In this post I will explain how you can create an interesting fire effect using simple “game of life”-like rules and some post processing and why it is not a good idea to do this in real time.
I originally created this fire simulation to add an improved fire simulation in my project in XNA. The animation went from being created in “real time” on the GPU, to be created as a offline solution.
Here is the effect:
The idea behind the fire is to start the matrix M with all zeros. For each frame in the animation, calculate the following:
M(end-k:end, : ) = 0.5*M(end-k:end, : ) + 0.5*(rand(k+1, n) < 0.2);
This is a random k pixel wide seed that is “feeding” the fire from below, much like adding gasoline to the fire. The main loop (scale=6). The rest of the variables should be experimented on to get right, because they depend on the size of the animation.
for i = scale+1:m-scale for j = scale+1:n-scale num = sum( sum( M(i-scale:i+scale, j-scale:j+scale) > 0.4) ); %calculate heat for each pixel %Horizontal coupling if num <= 7*scale offset_j = (rand - 1); offset_i = (rand - 1); M_tmp(i, j) = 0.93*M(i+round(offset_i), j+round(offset_j)); end %How long the flames stay alive and how they communicate when they die if num <= 2*scale offset = (2*rand-1); %Additional heat haze effect offset_exp = 1.3; M_tmp(i, j) = M(i + abs(round(3*offset)), j+round(offset))^offset_exp; %added horizontal jitter end end end
These two rules makes the fire dissipate in a convincing way, occasionally creating smaller flicking flames. The values of the matrix are mapped to red/yellow colors.
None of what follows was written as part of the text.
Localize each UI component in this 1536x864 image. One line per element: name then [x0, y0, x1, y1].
To simulate the upwards motion of a flame caused by heat, we simply move every element in the matrix upwards:
M_tmp(1:m-1, : ) = M_tmp(2:m, : );
Some adjustments are made to the color mapping:
Mp=M_tmp.^0.05; %map into harsher colors
Unfortunately, we are not finished yet, the raw matrix does not produce a really convincing fire simulation as you can see:
Anyway, more on that later. Worth mentioning is that the first idea was to implement this code in HLSL in XNA. I created a render target to do the updating of the texture and sending it back to the GPU. This is wasteful because this is basically synchronizing the CPU and GPU, stalling the pipeline.
So, my solution was to create the fire simulation and store the frames in a sprite, send to the GPU once and cycle through the animation:
Because the GPU can only hold so much data, the animation only lasts about 50 frames or so. The solution is to make use of the data I have and make the animation seamless.
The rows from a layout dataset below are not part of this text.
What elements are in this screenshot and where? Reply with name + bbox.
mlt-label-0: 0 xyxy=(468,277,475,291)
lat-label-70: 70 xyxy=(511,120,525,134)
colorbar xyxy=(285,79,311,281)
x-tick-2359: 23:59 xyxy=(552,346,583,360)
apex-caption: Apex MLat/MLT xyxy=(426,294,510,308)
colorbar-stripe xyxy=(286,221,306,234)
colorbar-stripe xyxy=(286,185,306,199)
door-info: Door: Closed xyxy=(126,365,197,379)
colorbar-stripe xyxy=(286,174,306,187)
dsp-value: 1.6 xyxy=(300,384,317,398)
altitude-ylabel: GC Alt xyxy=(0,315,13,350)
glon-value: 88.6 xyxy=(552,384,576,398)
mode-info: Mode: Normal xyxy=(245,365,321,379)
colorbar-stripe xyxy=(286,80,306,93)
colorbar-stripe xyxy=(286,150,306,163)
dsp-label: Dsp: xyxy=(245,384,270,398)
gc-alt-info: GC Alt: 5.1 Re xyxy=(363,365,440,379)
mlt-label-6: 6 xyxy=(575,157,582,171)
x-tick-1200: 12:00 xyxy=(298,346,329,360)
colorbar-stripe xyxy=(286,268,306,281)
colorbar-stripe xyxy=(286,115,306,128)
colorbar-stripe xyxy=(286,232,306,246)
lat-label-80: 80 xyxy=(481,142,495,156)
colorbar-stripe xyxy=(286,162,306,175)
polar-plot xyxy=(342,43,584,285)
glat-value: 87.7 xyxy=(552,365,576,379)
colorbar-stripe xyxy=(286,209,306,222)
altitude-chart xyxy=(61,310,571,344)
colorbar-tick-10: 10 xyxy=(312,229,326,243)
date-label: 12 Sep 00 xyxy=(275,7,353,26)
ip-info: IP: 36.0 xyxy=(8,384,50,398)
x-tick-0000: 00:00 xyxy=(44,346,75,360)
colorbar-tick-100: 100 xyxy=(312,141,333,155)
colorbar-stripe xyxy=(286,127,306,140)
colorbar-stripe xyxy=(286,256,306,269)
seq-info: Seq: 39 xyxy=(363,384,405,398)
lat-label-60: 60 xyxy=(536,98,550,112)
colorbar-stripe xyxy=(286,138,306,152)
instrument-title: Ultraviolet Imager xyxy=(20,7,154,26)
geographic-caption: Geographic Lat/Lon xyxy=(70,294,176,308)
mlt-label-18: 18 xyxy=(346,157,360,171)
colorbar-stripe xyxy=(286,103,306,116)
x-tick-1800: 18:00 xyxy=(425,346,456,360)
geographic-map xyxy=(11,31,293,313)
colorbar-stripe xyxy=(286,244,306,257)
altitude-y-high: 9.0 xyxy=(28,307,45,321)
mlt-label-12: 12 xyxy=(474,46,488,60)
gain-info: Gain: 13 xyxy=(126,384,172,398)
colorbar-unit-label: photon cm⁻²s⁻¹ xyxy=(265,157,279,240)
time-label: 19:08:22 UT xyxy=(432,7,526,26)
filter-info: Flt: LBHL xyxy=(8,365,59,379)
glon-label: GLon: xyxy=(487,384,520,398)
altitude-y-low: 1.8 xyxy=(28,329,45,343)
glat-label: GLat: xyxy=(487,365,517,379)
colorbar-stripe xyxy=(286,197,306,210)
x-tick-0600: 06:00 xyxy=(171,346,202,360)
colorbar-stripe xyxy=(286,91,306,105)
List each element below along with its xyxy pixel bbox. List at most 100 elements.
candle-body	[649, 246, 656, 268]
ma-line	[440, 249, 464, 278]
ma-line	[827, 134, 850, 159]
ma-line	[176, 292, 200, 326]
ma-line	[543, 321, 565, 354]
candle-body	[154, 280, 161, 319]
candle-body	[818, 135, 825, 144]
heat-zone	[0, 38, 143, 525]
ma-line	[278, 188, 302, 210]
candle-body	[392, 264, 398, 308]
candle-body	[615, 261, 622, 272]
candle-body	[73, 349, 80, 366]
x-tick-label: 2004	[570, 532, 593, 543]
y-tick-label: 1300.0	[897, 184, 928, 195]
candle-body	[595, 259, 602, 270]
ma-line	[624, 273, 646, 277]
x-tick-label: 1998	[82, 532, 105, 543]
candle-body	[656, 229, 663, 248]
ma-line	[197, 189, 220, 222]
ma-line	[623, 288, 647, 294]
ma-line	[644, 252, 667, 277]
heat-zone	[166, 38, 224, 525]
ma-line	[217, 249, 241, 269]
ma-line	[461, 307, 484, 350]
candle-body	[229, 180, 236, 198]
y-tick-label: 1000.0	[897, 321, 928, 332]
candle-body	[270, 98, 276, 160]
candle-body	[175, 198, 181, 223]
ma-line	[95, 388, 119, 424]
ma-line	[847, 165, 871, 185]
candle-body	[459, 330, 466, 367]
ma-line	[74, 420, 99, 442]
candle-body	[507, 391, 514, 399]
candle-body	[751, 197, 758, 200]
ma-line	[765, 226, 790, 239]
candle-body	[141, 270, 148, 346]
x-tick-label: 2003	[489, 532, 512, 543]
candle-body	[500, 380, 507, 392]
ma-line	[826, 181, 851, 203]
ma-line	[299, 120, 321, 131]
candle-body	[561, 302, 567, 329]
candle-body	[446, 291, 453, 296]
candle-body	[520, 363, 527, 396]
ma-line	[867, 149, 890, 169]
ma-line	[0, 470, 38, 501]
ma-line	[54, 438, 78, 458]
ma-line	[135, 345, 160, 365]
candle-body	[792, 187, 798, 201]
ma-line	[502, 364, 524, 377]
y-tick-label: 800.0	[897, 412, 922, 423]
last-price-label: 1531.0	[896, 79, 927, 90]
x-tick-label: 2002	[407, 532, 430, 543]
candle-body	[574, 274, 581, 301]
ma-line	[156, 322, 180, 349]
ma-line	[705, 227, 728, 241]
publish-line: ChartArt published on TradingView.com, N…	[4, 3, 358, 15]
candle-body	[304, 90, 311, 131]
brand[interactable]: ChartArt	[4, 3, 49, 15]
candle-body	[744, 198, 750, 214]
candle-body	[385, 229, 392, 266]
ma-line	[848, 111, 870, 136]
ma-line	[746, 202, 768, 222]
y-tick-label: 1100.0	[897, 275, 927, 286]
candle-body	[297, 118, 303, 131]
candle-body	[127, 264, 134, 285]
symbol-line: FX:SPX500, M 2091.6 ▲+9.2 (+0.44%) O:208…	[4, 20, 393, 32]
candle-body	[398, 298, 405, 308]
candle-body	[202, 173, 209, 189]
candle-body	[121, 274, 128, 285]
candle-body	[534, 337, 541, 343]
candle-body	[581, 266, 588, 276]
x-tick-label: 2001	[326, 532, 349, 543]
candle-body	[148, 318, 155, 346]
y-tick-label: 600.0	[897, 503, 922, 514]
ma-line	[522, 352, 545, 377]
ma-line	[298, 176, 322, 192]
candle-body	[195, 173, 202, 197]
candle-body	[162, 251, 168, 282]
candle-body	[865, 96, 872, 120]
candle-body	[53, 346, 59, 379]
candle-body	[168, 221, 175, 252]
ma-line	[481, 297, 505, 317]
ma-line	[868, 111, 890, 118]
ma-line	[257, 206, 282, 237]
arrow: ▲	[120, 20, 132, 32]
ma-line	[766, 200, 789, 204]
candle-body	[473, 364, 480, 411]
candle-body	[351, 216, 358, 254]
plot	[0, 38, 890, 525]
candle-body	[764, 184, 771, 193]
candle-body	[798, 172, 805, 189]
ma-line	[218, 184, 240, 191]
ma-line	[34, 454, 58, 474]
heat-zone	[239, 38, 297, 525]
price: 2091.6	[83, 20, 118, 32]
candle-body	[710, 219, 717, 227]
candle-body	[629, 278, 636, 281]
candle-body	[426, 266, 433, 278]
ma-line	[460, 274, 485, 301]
One of the attempts was to wrap the frames around and add random noise in increasing order until the last frame was the same as the first frame. This didn’t look very good because of the crispness of the flames. I settled with applying a simple linear fade between the first ten and last ten frames. The idea is to start at frame 10 and move forward, then interpolate the first 10 frames with the last 10 frames of the animation. I called the function linearburn, it simply takes base image a, target image b and strength of the burn r and applies the filter, making the animation seamless.
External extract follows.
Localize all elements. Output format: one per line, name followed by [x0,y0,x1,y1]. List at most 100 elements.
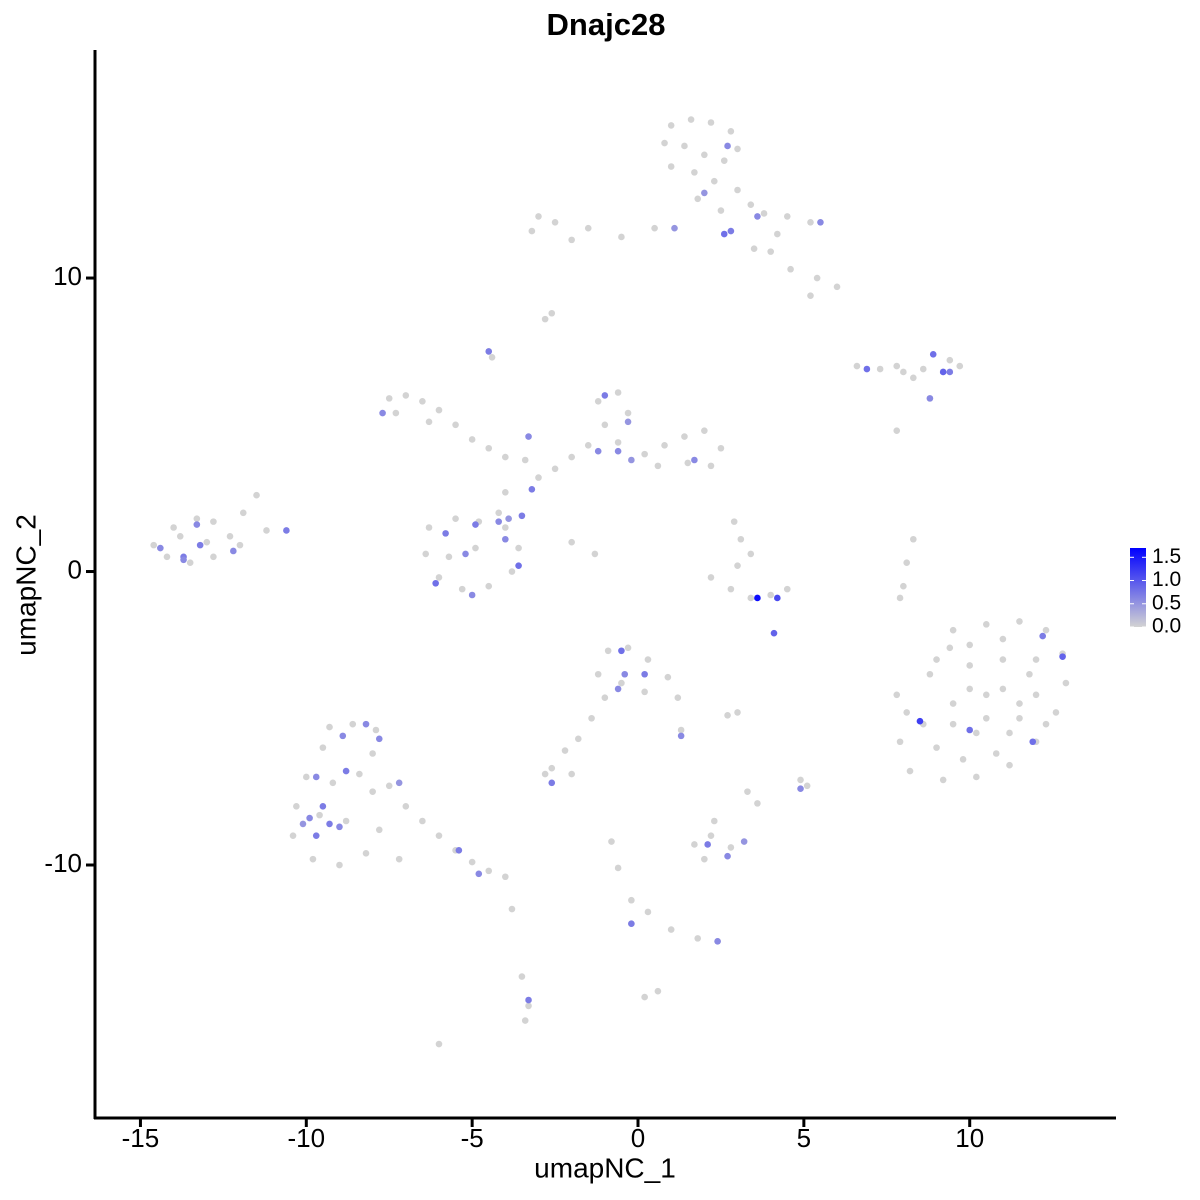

function linearburn(a, b, r) for k = 1:3 a(:, :, k) = r.*a(:, :, k) + (1-r).*b(:, :, k); end
I believe, to get a really convincing fire animation, the fading should also animate. The final result of the experiments can be seen below:
I am really pleased with the results. The main idea was to create a fire animation using a simple idea and it worked. If the animation is in real time it is worth mentioning that the offset values can simulate wind. It would be nice also to increase the resolution of the animation somehow. I also found that it is possible to create other interesting animations, but that is for another time.